Councillor, Nelson Mandela Bay Metropolitan Municipality
- In office 2006–2014

Personal details
- Born: Marshall Roberto Von Buchenroder 1972 or 1973 (age 52–53)
- Party: Democratic Alliance
- Education: Chatty Senior Secondary School
- Alma mater: Peninsula Technikon
- Occupation: Member of Parliament
- Profession: Politician

= Marshall von Buchenroder =

South African politician

Marshall Roberto von Buchenroder (born 1972 or 1973) is a South African politician for the Democratic Alliance (DA). Von Buchenroder is currently a member of the Eastern Cape Provincial Legislature.

==Biography==
Von Buchenroder matriculated from Chatty Senior Secondary School and studied at Peninsula Technikon. In 2006, he was elected as a councillor for the Democratic Alliance in the Nelson Mandela Bay Metropolitan Municipality. During his eight years as a councillor, he was chief whip of the DA caucus. Von Buchenroder has also been a constituency chair for the DA for three terms, a constituency leader in Winterhoek and a deputy provincial chair.

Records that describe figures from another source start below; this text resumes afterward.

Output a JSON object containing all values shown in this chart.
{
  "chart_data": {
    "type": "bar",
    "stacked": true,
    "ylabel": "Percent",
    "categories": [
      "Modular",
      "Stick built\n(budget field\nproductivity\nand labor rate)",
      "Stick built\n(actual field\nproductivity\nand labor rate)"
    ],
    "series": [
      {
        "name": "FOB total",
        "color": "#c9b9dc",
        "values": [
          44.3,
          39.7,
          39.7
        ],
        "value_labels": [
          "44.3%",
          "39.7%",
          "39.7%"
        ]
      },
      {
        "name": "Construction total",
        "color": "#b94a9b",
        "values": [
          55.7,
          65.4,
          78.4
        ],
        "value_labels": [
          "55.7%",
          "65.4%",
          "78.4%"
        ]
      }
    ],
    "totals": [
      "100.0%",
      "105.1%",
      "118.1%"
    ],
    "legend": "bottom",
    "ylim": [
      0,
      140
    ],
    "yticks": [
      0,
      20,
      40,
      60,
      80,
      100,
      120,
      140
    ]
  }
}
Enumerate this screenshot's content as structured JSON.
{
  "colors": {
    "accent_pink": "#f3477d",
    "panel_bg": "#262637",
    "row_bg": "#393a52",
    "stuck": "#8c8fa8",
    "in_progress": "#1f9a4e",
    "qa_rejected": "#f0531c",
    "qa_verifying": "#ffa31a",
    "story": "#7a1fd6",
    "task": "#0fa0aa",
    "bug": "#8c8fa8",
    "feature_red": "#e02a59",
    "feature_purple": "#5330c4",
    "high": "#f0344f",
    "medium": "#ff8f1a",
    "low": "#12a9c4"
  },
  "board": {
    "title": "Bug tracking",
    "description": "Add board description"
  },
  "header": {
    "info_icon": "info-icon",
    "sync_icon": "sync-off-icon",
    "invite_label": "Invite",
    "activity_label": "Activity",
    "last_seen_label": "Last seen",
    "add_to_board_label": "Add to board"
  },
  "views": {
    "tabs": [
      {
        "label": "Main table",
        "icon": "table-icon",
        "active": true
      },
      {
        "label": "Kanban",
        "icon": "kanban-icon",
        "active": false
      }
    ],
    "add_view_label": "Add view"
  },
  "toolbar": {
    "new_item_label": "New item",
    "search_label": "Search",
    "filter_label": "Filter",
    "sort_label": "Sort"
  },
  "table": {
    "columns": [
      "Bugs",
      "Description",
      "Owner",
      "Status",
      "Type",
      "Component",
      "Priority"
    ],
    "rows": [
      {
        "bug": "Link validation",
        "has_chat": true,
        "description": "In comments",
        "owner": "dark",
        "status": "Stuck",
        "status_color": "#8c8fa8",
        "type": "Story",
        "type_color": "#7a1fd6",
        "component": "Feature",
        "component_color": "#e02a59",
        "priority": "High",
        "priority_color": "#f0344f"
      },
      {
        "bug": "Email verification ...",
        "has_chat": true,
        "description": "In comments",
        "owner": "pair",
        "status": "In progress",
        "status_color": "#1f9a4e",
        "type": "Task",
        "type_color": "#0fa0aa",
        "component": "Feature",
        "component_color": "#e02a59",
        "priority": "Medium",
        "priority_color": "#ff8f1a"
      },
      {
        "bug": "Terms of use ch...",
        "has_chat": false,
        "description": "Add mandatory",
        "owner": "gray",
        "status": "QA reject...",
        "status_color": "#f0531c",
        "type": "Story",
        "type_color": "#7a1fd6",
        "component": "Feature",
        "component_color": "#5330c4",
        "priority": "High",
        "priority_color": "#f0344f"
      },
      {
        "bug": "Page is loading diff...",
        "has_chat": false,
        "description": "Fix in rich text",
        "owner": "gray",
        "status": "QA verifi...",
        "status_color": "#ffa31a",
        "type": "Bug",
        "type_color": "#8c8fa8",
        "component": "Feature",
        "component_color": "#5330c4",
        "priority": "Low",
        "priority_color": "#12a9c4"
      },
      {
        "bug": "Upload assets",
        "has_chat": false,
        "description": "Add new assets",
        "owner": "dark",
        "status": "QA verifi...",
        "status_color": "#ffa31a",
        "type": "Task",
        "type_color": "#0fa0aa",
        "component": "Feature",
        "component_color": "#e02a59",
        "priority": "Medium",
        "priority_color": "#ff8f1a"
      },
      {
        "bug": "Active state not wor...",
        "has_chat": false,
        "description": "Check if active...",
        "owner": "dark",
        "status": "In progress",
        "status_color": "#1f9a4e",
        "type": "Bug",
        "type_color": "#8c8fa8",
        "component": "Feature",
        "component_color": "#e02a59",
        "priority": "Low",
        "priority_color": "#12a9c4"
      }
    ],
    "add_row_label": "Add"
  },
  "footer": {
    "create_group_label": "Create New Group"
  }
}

In 2014, Von Buchenroder was elected as a member of the Eastern Cape Provincial Legislature for the DA. He was re-elected for a second term in 2019. He was appointed as Shadow MEC (Member of the Executive Council) for Transport by caucus leader Nqaba Bhanga.

Von Buchenroder is married. He is fluent in Afrikaans and English.